Second, the cold temperatures of the fridge suck out moisture and damage resin glands, creating shake. The freezer is even worse, as temperatures can cause the trichomes to become icicles, which then break off. Nobody wants those. Unless you never open your fridge again, you can trust your medicine will be damaged.
4. Limit Oxygen Exposure
At the time of purchase, high-grade cannabis has already gone through a long curing process during which exposure to air is carefully controlled. This guarantees patients receive ready-to-use flowers that retain the full terpene and cannabinoid content in them.
Once bought, you’ll want to ensure your cannabis maintains its freshness by minimizing exposure to air. The best solution is an airtight container such as a glass jar that forms a firm seal around your medicine. Of course, a little bit of breathing room helps. Fill the container but don’t stuff it so there’s no room to move.
5. Don’t Sweat the Humidity
Conventional wisdom dictates cannabis should ideally be stored at a humidity range of 60% to 65%. Dry air will make the herb brittle, rendering it less potent and extremely harsh to smoke. Yes, this tends to happen. But, unless your house is in a dessert, it almost certainly won’t happen to you.

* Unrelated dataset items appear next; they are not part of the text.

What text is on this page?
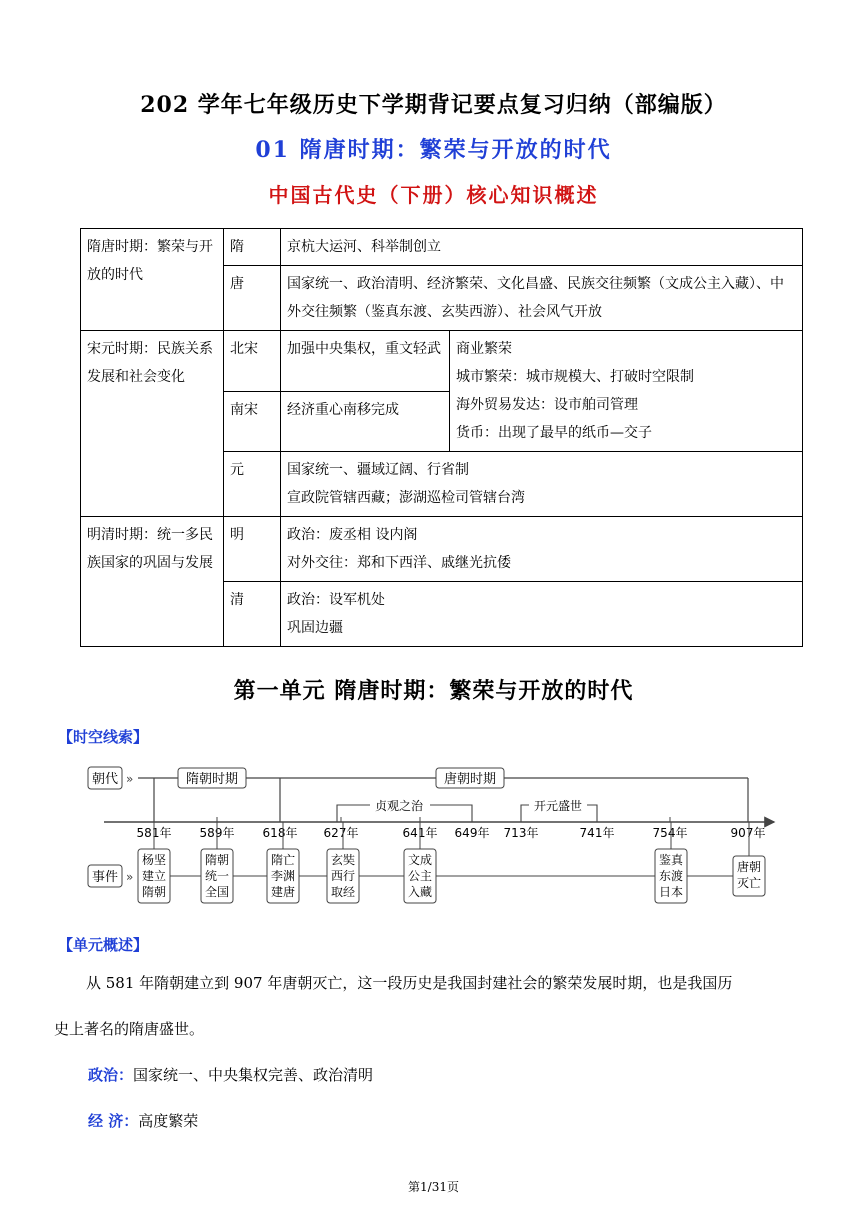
202 学年七年级历史下学期背记要点复习归纳（部编版）
01 隋唐时期：繁荣与开放的时代
中国古代史（下册）核心知识概述
隋唐时期：繁荣与开放的时代	隋	京杭大运河、科举制创立	
	唐	国家统一、政治清明、经济繁荣、文化昌盛、民族交往频繁（文成公主入藏）、中外交往频繁（鉴真东渡、玄奘西游）、社会风气开放	
宋元时期：民族关系发展和社会变化	北宋	加强中央集权，重文轻武	商业繁荣
城市繁荣：城市规模大、打破时空限制
海外贸易发达：设市舶司管理
货币：出现了最早的纸币—交子

	南宋	经济重心南移完成	
	元	国家统一、疆域辽阔、行省制
宣政院管辖西藏；澎湖巡检司管辖台湾	

明清时期：统一多民族国家的巩固与发展	明	政治：废丞相 设内阁
对外交往：郑和下西洋、戚继光抗倭	

	清	政治：设军机处
巩固边疆	
第一单元 隋唐时期：繁荣与开放的时代
【时空线索】
朝代 »	隋朝时期	唐朝时期
贞观之治	开元盛世
581年 589年 618年 627年	641年 649年 713年	741年	754年	907年
事件 »
杨坚
建立
隋朝
隋朝
统一
全国
隋亡
李渊
建唐
玄奘
西行
取经
文成
公主
入藏
鉴真
东渡
日本
唐朝
灭亡
【单元概述】
从 581 年隋朝建立到 907 年唐朝灭亡，这一段历史是我国封建社会的繁荣发展时期，也是我国历
史上著名的隋唐盛世。
政治：国家统一、中央集权完善、政治清明
经 济：高度繁荣
第1/31页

Humidity between 50% and 70% is said to be safe. On the contrary, extremely humid conditions can promote the growth of mold. Again, this won’t compromise a properly stored container, but it is a great cause for concern. Investing in a dehumidifier can solve this problem.
6. Not Too Much Touching
Touching your cannabis too much will break off the trichomes. As we all know, trichomes are sticky, and when you touch a dried flower a lot, trichomes tend to cling to your hands rather than to the flower. Excessive touching breaks down the integrity of the flower, meaning you’ll end up with shake. While it’s tempting to indulge in a whiff of your stash or show it off to your friends, be sure to open the jar only when you’re ready to get some full marijuana therapy.
7. Skip the Plastic Baggies
You’ve probably put medicine in plastic bags at one point in your life. Lots of marijuana patients do it, but this can hurt the freshness of your pot supply. Here are a few reasons you shouldn’t use plastic bags:
They allow moisture to build
They cause static, which can break the plant and shrink the THC supply
They let in heat and light
They lead to harsh inhales
8. Why You Should Use an Airtight Glass Jar
Glass jars are recommended by cannabis doctors. You need an airtight lid that will protect the stash against exposure to air and moisture, and it will also keep the distinctive aroma from seeping out.

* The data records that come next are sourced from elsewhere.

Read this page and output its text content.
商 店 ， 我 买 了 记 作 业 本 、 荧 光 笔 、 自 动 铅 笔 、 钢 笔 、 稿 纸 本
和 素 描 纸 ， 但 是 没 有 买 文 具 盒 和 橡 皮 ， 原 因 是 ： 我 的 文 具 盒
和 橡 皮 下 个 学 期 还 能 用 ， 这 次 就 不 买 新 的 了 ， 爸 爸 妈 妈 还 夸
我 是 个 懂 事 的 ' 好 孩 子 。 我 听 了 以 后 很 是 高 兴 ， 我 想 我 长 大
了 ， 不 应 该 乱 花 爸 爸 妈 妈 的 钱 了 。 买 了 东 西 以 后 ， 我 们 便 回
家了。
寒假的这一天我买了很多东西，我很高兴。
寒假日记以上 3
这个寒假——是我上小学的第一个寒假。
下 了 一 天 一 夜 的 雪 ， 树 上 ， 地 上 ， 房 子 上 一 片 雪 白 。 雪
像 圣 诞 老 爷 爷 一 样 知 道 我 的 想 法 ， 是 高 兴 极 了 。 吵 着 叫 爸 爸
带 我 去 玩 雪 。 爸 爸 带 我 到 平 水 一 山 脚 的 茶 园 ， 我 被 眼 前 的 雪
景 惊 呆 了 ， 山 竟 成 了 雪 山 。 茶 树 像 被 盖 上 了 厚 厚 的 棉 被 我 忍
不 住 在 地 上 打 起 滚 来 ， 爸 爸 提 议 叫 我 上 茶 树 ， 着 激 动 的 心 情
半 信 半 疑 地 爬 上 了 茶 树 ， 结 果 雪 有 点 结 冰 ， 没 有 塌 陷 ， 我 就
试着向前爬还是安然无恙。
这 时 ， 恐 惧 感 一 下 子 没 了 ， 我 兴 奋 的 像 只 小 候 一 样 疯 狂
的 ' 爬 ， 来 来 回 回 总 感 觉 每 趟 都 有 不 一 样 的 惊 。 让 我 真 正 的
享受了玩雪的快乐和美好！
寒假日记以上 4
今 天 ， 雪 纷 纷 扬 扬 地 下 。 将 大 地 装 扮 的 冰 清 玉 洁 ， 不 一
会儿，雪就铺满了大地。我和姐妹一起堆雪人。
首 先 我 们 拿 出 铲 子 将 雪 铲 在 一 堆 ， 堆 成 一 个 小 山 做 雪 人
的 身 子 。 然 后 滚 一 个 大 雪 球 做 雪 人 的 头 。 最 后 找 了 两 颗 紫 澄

While a glass jar is always preferred, you’ll want one dark enough to filter out light. Also, select one that’s sturdy enough to withstand an occasional drop. Finally, consider using several jars for different strains.
9. Keep it Away from Kids and Teens
Keeping medical marijuana out of the hands of kids involves following the same precautions parents utilize for keeping prescription drugs and other harmful chemicals away from children. Let them know these products are medicine.

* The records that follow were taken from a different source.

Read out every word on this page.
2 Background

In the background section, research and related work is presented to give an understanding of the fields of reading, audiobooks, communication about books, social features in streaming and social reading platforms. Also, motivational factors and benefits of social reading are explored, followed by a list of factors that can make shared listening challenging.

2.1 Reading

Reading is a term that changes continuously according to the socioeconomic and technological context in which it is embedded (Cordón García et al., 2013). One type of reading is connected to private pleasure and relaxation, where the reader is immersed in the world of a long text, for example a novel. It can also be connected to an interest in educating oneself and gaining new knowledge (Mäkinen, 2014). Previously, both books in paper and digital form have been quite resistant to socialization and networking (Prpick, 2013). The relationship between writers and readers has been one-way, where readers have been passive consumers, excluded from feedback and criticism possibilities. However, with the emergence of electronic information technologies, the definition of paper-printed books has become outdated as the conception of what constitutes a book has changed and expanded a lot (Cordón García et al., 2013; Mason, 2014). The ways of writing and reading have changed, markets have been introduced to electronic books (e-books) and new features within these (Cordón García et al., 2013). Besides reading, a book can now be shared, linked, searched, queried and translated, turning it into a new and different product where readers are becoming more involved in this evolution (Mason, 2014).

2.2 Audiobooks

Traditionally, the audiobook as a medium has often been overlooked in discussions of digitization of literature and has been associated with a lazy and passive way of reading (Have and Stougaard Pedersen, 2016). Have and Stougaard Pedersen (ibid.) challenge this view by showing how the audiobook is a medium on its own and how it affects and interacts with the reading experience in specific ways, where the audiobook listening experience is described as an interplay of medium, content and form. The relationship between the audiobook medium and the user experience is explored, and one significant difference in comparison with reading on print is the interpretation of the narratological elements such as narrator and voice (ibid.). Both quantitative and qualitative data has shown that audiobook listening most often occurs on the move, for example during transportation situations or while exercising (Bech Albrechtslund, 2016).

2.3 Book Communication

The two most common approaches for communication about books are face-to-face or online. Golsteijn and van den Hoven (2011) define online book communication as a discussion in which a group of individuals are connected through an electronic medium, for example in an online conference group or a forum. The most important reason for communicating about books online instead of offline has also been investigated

If you have edibles such as cookies, make sure they’re well labeled and your kids understand anything with this mark shouldn’t be eaten. If you have teenagers in the house, put your cannabis in a locked box and be conscious of where you use it. They may not come across it by accident. They may be looking for it. Hide it out of sight.
Be Careful and Mindful When Storing Your Medical Marijuana
It’s advisable to be picky when storing your medicine. Something that’s lost its aroma and flavor is not appealing. Keep in mind, these tips focus on dried cannabis flowers. Edibles have different requirements, so you should follow standard food storage procedures.